The program initially was 3–5 h a day, 3 days a week. The participants ranged in age from the mid-20s to the mid-60s. There was extensive physical rehabilitation and an even larger component focused on cognition and psychological needs. The core treatment team members were the nurse practitioner, occupational therapist, physiotherapist, physiatrist (MD) and psychologist. Core members saw each and every patient. At the recommendation of any of the core team members, the patients could be seen and treated by consulting team members. On site, these included: acupuncturist, chiropractor, dietician, registered massage therapist and pharmacist.

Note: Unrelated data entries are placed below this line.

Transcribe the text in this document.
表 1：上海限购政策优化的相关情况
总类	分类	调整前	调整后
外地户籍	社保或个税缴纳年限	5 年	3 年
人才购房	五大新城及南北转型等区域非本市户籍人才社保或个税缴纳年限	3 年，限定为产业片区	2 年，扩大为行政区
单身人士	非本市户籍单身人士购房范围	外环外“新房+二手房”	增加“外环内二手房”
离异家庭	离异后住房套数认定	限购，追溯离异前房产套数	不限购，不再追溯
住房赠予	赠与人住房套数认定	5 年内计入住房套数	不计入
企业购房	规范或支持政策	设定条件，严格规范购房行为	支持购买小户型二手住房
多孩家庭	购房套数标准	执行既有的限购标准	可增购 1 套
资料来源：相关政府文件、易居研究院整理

Off site, further consulting members included: neuropsychologist, respirologist, cardiologist, psychiatrist and sleep expert (also a psychologist). We had further consultant specialties available in infectious disease, neurology, rheumatology and urology, although they were rarely used. We measured function on a number of scales [Canadian Occupational Performance Measure, Six Minute Walk Test, St. George’s Respiratory Questionnaire, Exercise Testing Modified Bruce Treadmill, SF-36, Cognistat, Fatigue Severity Scale, McGill Pain Questionnaire, SJRH/TRI Outpatient Patient Satisfaction Survey, Beck’s Anxiety Inventory, Spirometry Measures, Pittsburgh Sleep Quality Index, HADS (the hospital anxiety and depression scale), Beck’s Depression inventory, Post Traumatic Stress Disorder Checklist, Civilian Version]. Other tests available to us included PFT (pulmonary function tesing), EMG (electromyography), X-rays, neuroimaging and sleep studies. The main program was phased out before 2007, but a follow-on program was started for the psychological components that required ongoing treatment. Our last publication on psychological outcomes was at the 7-year mark [7].
SYMPTOMS
The most prevalent Long Covid symptoms currently are reported as being functional mobility impairments, pulmonary abnormalities and mental health disorders but over 200 symptoms, involving 10 body systems have been listed [8]. In our Long SARS rehab program, there were multiple symptoms in multiple systems reported by every patient. There were overlapping commonalities. The most prevalent symptoms were in the areas of fatigue, respiratory system, cognition, mental health and sleep disturbance. Some symptoms were so common that I made a checklist for each patient visit, detailing the intensity of each symptom on a Likert scale (Appendix 1). The symptomatology for Long Covid and Long SARS is very similar, but not very specific.